Son olarak, Rektör Prof. Dr. Handan İnci Elçi, bu tahsisin Mimar Sinan Güzel Sanatlar Üniversitesi için hem bir ödül hem de bir sorumluluk olduğunu belirterek, üniversite camiasına ve sanata gönül veren herkese destek çağrısında bulundu.

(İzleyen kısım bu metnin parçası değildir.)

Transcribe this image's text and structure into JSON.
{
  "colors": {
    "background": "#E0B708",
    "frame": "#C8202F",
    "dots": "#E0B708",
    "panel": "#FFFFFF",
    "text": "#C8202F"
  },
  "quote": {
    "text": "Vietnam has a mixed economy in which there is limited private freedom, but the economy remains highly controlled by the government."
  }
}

ÇÖLOĞLU: SONUÇ TÜM ZORLUKLARI UNUTTURDU
Mimar Sinan Güzel Sanatlar Üniversitesi İstanbul Devlet Konservatuvarı Müdürü Prof. Dr. Mesut Erdem Çöloğlu da süreci ve gelecekteki projeleri değerlendirerek, “Süreçte bazı zorluklar yaşamış olsak da elde ettiğimiz sonuç, tüm sıkıntıları unutturacak kadar iyi bir sonuç. Daha önce çok kısıtlı bir alanda çalışıyorduk; bu yeni alan, öncekinin neredeyse sekiz katı büyüklüğünde. Bu genişleme, eğitim ve performans olanaklarımızı önemli ölçüde artıracak” dedi.
‘YENİ MEKANLARIMIZ, ÖĞRENCİ VE MEZUN SAYIMIZI ARTIRMAMIZ İÇİN DE BİR FIRSAT SUNUYOR’
Prof. Dr. Mesut Erdem Çöloğlu da konser salonunun konservatuvarın en büyük eksikliklerinden biri olduğunu vurguladı. Yeni alanın, öğrenci kontenjanlarının genişlemesine imkan tanıyabileceğini de belirten Prof. Dr. Çöloğlu, bu sürecin planlı bir şekilde yürütülmesi gerektiğini ifade ederek şöyle konuştu:
“Bir konservatuvarın konser salonu ya da gösteri salonu olmaması büyük bir eksiklikti. Sonuçta biz sahne sanatçıları yetiştiriyoruz. Yeni alanımızda konser salonu inşa edilmesi, hem öğrencilerimize hem de sanat camiasına büyük katkı sağlayacak. Bu, benim için en önemli proje. Yeni mekanlarımız, öğrenci ve mezun sayımızı artırmamız için de bir fırsat sunuyor. Ancak bunu yaparken eğitim kalitesinden kesinlikle taviz vermeyeceğiz. Genişleyen potansiyelimiz, konservatuvarımızı daha etkili bir eğitim merkezi haline getirecek.”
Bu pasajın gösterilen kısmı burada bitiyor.